Gray Area vs Pure White
Both from Sherwin-Williams's palette. Hue-wise, Gray Area belongs to the greige-grey family and Pure White to the beige-greige family. Pure White (LRV 84) reflects noticeably more light than Gray Area (LRV 39), a difference of 45 points that becomes especially apparent in rooms with limited natural light. Both lean warm, so they'll behave similarly in mixed or changing light conditions. With a ΔE of 25.7, the contrast is hard to miss. These aren't variations on a theme — they're two different answers to the same question. Below you'll find 7 real-room photo comparisons where both colors appear side by side, plus 5 simulated room previews.
Gray Area vs Pure White in Real Spaces
7 real rooms side by side. Seeing Gray Area and Pure White in actual rooms makes the difference concrete; browse the spaces below to get a feel for how each color lives on a wall.
Living Room
In a living room, color works across both daylight and evening light — the same wall can read very differently at noon and at 8pm. The LRV gap is large enough that Pure White will make the room feel meaningfully brighter than Gray Area would.
Bedroom
The context that matters most in a bedroom is how a color reads under a bedside lamp at night, not under noon daylight. Pure White reflects noticeably more light off the walls, making the space read more open than Gray Area.
Kitchen
In a kitchen, colors are seen under bright task lighting that amplifies undertones — what reads neutral elsewhere can show its hand here. Pure White reflects noticeably more light off the walls, making the space read more open than Gray Area.
Bathroom
Bathrooms are one of the few spaces where you're genuinely enclosed by the paint color, which makes the choice between these two more consequential. Pure White reflects noticeably more light off the walls, making the space read more open than Gray Area.
Home Office
The test for a home office color isn't how it looks in a quick glance — it's whether it still feels right after a full day of work. Pure White reflects noticeably more light off the walls, making the space read more open than Gray Area.
House
Seen across an entire facade, subtle tonal differences become pronounced. What reads as nearly the same on a chip often reads as clearly different at scale. Pure White reflects noticeably more light off the walls, making the space read more open than Gray Area.
Front Door
A front door is a focal point — small color differences read clearly at this concentrated scale. The LRV gap is large enough that Pure White will make the room feel meaningfully brighter than Gray Area would.
Color Details
Gray Area vs Pure White Simulated Comparison
5 simulated room previews — drag the slider on each to see Gray Area on one side and Pure White on the other.
Digital color is approximate. These simulations are generated from the manufacturer's hex values and overlaid on grayscale room photos — your screen's calibration, brightness, and viewing angle all affect how they render. Before committing to either color, test physical samples in your own space under the light you actually live with.
More Gray Area comparisons
See how Gray Area stacks up against other well-photographed colors across different brands and tones.

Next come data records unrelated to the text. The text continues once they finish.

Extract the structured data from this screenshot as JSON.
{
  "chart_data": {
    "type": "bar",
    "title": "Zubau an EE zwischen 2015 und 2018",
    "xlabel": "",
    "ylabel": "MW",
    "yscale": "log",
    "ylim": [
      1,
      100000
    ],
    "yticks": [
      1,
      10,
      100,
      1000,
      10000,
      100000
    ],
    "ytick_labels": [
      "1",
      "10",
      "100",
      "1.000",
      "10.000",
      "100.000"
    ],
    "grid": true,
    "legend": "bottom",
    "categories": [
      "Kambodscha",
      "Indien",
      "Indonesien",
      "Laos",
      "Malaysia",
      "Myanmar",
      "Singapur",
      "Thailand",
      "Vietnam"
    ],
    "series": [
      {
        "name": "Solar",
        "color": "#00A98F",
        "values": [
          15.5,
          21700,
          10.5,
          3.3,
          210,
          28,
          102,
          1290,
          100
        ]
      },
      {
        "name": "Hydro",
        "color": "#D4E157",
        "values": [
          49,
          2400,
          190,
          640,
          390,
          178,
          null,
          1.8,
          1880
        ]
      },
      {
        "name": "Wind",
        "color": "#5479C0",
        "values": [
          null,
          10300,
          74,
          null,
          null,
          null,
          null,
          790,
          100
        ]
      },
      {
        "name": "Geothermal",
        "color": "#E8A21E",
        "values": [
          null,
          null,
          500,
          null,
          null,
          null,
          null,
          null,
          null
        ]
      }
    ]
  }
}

White Dove reflects far more light (LRV 83 vs 39), opening up a space where Gray Area encloses it.


At LRV 52 vs 39, Purbeck Stone is decisively the brighter choice.


A 8-point LRV gap (39 vs 30) makes Gray Area the marginally brighter of the two.



At LRV 60 vs 39, Agreeable Gray is decisively the brighter choice.


Accessible Beige reflects far more light (LRV 58 vs 39), opening up a space where Gray Area encloses it.


Gray Area reads slightly lighter (LRV 39 vs 27), a gap that shows most in low-lit rooms.


A 5-point LRV gap (43 vs 39) makes French Gray the marginally brighter of the two.


Tranquil Dawn reflects far more light (LRV 55 vs 39), opening up a space where Gray Area encloses it.


Hardwick White reads slightly lighter (LRV 44 vs 39), a gap that shows most in low-lit rooms.


Balboa Mist reflects far more light (LRV 66 vs 39), opening up a space where Gray Area encloses it.


Shoji White reflects far more light (LRV 74 vs 39), opening up a space where Gray Area encloses it.


Gray Area reflects far more light (LRV 39 vs 12), opening up a space where Pewter Green encloses it.


Skimming Stone reflects far more light (LRV 68 vs 39), opening up a space where Gray Area encloses it.


Gray Area reflects far more light (LRV 39 vs 12), opening up a space where Vintage Vogue encloses it.


Saybrook Sage reads slightly lighter (LRV 45 vs 39), a gap that shows most in low-lit rooms.


A 7-point LRV gap (39 vs 31) makes Gray Area the marginally brighter of the two.


At LRV 39 vs 7, Gray Area is decisively the brighter choice.


At LRV 39 vs 24, Gray Area is decisively the brighter choice.


At LRV 57 vs 39, Guilford Green is decisively the brighter choice.


At LRV 72 vs 39, Just Walnut is decisively the brighter choice.